Figure 2: "Plot types such as heatmap (pictured here) and Principal Component Analysis (PCA) are supported by software like Qlucore’s Omics Explorer"

"In our experience, when investigating similarities between healthy samples with that of our patient samples, it is very useful to first use the option of taking the normal samples, look at the structure forming in the principle component analysis, lock the principal components, and then to add the patient sample group," she explains.  "Because the structure will change, however, a lot of applications will completely re-draw the findings, but applications like Qlucore’s Omics Explorer now give us the option of locking the principle components, which makes the gene expression data much easier to interpret when comparing our patients’ bone marrow samples with healthy samples, for example."

According to Andersson, the software works by projecting this high dimensional data down to lower dimensions, which can then be plotted in 3-dimentions on a computer screen and then rotated manually or automatically and examined by the naked eye.  Different colours can make this analysis even easier, as each sub-group can be labelled with its own unique colour.  As such, Dr Andersson can change her view of the data rapidly, so that she is only looking at the specific sub-group that interests her at any given moment.

In addition to this graphical data, 3D video can also be exported from the software easily.  This is an especially important aspect of the software for researchers like Dr Andersson, since they typically seek to include interesting graphics in their presentations and related publications.

"With the freedom, speed and flexibility provided by modern data analysis software, it is possible to evaluate and test a number of different scenarios and hypothesis in a short time, and to fully understand the data being examined," Andersson adds. "This approach makes it possible for researchers to combine very large amounts of data, and therefore to conduct analysis in ways that were simply not possible before.  After all, most researchers would agree:  the larger the sample group, the better the statistics."

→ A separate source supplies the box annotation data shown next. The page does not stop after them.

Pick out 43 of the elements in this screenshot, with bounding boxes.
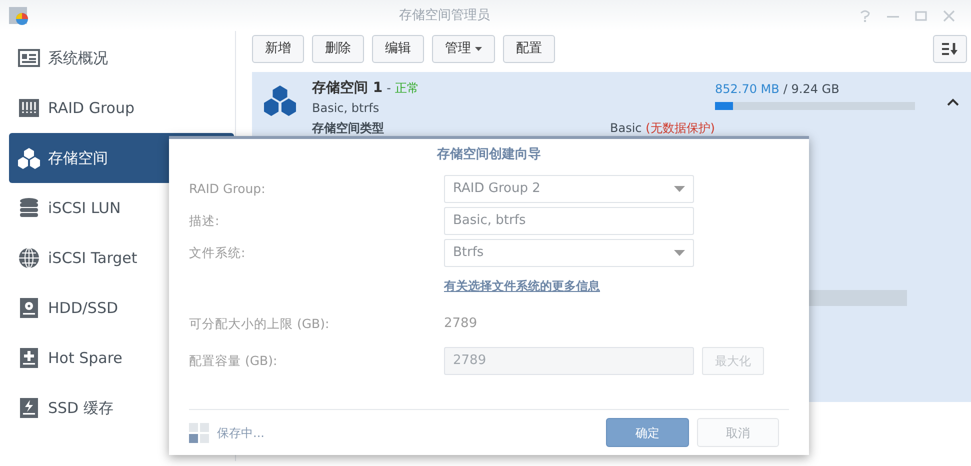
bar-columns-icon: [18, 97, 40, 119]
detail-label: 存储空间类型: [312, 120, 385, 137]
volume-description: Basic, btrfs: [312, 100, 380, 117]
status-text: 保存中...: [217, 424, 264, 442]
field-label: 文件系统:: [189, 244, 246, 262]
help-link[interactable]: 有关选择文件系统的更多信息: [189, 271, 600, 301]
field-label: 可分配大小的上限 (GB):: [189, 314, 330, 333]
detail-value: Basic (无数据保护): [610, 120, 715, 137]
help-icon[interactable]: [859, 10, 871, 22]
cubes-icon: [18, 147, 40, 169]
toolbar-button[interactable]: 新增: [252, 35, 304, 63]
database-icon: [18, 197, 40, 219]
sort-button[interactable]: [933, 35, 967, 63]
field-label: 描述:: [189, 212, 220, 230]
caret-icon: [475, 47, 482, 51]
total-capacity: / 9.24 GB: [783, 81, 840, 98]
used-capacity: 852.70 MB: [715, 81, 780, 98]
app-icon: [8, 4, 30, 26]
toolbar-button[interactable]: 编辑: [372, 35, 424, 63]
globe-icon: [18, 247, 40, 269]
volume-icon: [264, 84, 296, 116]
sidebar-item[interactable]: 系统概况: [9, 33, 234, 83]
menu-button[interactable]: 管理: [432, 35, 495, 63]
lightning-drive-icon: [18, 397, 40, 419]
field-value: 2789: [444, 315, 478, 334]
status-separator: -: [386, 80, 391, 97]
volume-status: 正常: [394, 80, 419, 97]
collapse-icon[interactable]: [947, 98, 959, 106]
sidebar-item[interactable]: RAID Group: [9, 83, 234, 133]
close-icon[interactable]: [943, 10, 955, 22]
caret-icon: [674, 250, 685, 256]
field-label: 配置容量 (GB):: [189, 352, 278, 370]
id-card-icon: [18, 47, 40, 69]
sort-icon: [942, 42, 958, 56]
volume-name: 存储空间 1: [312, 78, 383, 98]
window-title: 存储空间管理员: [399, 8, 490, 23]
plus-drive-icon: [18, 347, 40, 369]
toolbar-button[interactable]: 删除: [312, 35, 364, 63]
loading-icon: [189, 422, 209, 442]
maximize-icon[interactable]: [915, 10, 927, 22]
caret-icon: [674, 186, 685, 192]
dialog-title: 存储空间创建向导: [437, 146, 541, 164]
toolbar-button[interactable]: 配置: [503, 35, 555, 63]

Figure 3: "With the right software, five synchronised plots can be 
viewed simultaneously"

Although Dr Andersson is currently using Qlucore’s software to study gene expression micro array data, other researchers have used it to study protein array data, miRNA data, and RT-PCR data as part of their research studies.  The software has also been used to analyse protein data from 2-D gels, image analysis data, and in fact with any data set of multivariate data of sizes up to 1000 samples and 100,000 variables, or 1000 variables and 100,000 samples.

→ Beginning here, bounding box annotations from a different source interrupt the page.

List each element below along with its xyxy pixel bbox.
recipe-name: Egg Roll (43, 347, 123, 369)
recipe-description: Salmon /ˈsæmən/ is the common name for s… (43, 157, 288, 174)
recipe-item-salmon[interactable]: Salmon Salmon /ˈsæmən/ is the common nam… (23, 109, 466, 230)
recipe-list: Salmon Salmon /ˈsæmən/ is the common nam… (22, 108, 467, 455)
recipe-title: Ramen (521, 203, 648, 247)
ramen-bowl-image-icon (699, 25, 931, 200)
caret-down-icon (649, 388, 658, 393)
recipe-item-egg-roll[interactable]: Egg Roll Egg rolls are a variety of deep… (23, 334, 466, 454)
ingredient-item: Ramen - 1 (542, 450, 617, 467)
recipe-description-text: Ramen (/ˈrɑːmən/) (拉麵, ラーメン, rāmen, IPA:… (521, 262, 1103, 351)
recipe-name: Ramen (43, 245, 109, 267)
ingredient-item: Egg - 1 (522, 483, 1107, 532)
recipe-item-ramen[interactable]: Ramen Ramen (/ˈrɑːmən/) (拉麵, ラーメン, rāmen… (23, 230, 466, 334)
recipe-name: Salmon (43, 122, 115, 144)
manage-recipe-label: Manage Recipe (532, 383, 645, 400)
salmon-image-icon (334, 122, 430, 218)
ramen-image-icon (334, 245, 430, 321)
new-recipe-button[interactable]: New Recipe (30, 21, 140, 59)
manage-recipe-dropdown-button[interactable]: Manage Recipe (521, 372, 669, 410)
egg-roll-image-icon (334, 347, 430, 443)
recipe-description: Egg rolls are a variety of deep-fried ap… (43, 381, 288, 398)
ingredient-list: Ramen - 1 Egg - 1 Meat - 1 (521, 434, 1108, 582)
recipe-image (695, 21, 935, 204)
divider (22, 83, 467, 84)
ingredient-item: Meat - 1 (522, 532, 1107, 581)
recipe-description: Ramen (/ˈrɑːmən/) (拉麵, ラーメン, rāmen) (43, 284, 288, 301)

According to Dr Andersson, her own research efforts will continue to focus on understanding the molecular, genetic and chemical bases of leukemia in children.

"Of course, the ultimate dream is to find new and improved treatments that will be more effective against leukaemia, and which can target just the leukaemic cells, without harming any healthy cells.  However, there are many things that we can do along the way while we continue to work towards that goal," Dr Andersson says.  "With the data that we have now, we are starting to understand the genetic difference between different sub-groups, such as those with a better of worse prognosis, which means that we, in the future, might be able to administer treatments that are much more palatable for patients. 

At the moment, even though the majority of the leukaemia patients are cured, some still succumb to the disease. If our research can help to pin-point such patients at the time of their diagnosis, and help identify which genetic networks are altered in these patients, I believe that is an important step forward."